Jean Messiha a récemment remboursé 42 000 euros issus d'une cagnotte destinée aux veuves des agents pénitentiaires tués lors de l'évasion de Mohamed Amra. Cette restitution, annoncée par les avocats des plaignantes, fait suite à des accusations de détournement qui ont suscité de vives réactions dans les médias.
Me Matthieu Chirez, avocat de l'une des veuves, Sandrine Le Hay Moello, a déclaré : "Il est navrant qu'il ait fallu attendre des poursuites judiciaires pour que les fonds soient enfin restitués. Cette situation souligne l'ampleur de l'infraction criminelle en cours." Les avocats des victimes insistent sur le fait que la restitution n'efface pas les actes reprochés à Messiha, qui devra désormais s'expliquer devant la justice.

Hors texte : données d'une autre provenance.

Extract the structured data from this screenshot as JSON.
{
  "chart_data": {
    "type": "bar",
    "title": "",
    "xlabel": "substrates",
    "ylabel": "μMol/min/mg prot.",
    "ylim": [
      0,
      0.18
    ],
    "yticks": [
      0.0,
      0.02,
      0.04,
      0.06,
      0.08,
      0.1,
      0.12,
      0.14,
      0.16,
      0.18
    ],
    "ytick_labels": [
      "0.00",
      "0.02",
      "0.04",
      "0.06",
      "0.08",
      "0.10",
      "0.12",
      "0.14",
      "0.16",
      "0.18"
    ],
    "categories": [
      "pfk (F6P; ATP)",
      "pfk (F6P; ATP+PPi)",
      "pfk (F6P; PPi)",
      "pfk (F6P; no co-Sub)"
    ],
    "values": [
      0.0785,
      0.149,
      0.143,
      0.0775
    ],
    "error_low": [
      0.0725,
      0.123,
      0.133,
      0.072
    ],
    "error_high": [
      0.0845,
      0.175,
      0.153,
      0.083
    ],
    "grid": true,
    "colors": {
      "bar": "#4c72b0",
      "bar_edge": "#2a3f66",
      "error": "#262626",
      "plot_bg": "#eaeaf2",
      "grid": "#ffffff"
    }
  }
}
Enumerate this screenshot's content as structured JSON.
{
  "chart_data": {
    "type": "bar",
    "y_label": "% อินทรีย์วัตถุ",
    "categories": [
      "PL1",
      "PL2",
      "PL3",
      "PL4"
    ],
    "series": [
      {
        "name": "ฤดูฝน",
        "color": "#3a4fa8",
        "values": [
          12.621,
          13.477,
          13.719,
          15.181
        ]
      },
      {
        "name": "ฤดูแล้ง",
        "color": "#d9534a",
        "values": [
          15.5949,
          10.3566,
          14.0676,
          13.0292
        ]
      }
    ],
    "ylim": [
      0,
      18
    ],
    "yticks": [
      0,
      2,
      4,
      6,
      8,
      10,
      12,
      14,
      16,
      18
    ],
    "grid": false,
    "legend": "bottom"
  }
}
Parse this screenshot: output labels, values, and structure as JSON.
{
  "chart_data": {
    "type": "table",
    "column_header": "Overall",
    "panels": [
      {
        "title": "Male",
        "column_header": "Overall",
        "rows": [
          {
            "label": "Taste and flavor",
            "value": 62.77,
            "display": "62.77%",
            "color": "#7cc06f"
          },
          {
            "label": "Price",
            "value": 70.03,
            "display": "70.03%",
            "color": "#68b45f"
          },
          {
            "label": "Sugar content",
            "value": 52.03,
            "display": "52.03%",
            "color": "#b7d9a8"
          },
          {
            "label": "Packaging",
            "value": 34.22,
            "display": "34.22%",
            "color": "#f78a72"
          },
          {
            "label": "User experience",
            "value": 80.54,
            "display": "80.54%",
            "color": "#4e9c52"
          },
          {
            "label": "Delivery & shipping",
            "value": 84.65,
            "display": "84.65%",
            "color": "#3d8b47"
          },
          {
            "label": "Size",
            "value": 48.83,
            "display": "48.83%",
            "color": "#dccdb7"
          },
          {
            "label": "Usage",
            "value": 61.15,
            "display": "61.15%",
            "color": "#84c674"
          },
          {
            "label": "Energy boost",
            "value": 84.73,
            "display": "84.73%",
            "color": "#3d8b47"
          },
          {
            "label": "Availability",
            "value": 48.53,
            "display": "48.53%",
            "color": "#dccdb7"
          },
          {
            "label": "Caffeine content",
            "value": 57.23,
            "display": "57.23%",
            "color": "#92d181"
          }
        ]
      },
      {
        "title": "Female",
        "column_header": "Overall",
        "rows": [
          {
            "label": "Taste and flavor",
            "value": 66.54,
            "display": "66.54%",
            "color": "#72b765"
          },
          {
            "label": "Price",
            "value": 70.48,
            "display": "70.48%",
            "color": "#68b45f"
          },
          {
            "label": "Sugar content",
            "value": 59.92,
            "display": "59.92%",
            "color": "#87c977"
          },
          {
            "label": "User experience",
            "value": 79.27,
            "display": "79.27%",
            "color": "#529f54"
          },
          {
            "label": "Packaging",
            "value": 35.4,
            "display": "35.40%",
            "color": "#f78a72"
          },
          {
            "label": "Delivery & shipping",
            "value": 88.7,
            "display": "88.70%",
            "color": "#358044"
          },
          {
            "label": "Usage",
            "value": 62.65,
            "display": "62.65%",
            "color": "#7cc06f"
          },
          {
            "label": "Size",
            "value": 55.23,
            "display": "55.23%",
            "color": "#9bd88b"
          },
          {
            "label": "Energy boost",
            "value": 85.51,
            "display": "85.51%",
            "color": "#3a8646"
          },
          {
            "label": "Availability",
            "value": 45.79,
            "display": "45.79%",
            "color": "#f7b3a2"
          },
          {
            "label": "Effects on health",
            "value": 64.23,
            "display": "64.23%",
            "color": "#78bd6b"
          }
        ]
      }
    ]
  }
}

De son côté, Me Gérald Pandelon, représentant Jean Messiha, a confirmé le remboursement, tout en dénonçant le traitement médiatique dont son client a été la cible : "Mon client a été lynché en l’espace de deux jours. La présomption d'innocence semble être en péril dans notre société." Cette réflexion soulève des questions sur l’égalité de traitement des individus dans des cas similaires, où la pression médiatique joue un rôle important.
Le contexte de cette affaire est d’autant plus délicat que les dons avaient été recueillis via la plateforme GoFundMe, ce qui attire l'attention sur les pratiques de financement participatif. Jean Messiha a critiqué des erreurs de gestion de la plateforme, affirmant sur Facebook que "l’intégralité des fonds dus sera reversée aux familles". Ce rebondissement pourrait influencer les futurs cas similaires, selon plusieurs experts en droit.
Les réactions des avocats des veuves, qui insistent sur le fait que le remboursement est une première victoire, ne sauraient masquer l'impact émotionnel de cette affaire sur les familles touchées. Alors que d'autres questions demeurent quant à la transparence des fonds collectés, les autorités judiciaires devront trancher sur les accusations d’abus de confiance qui pèsent sur Messiha.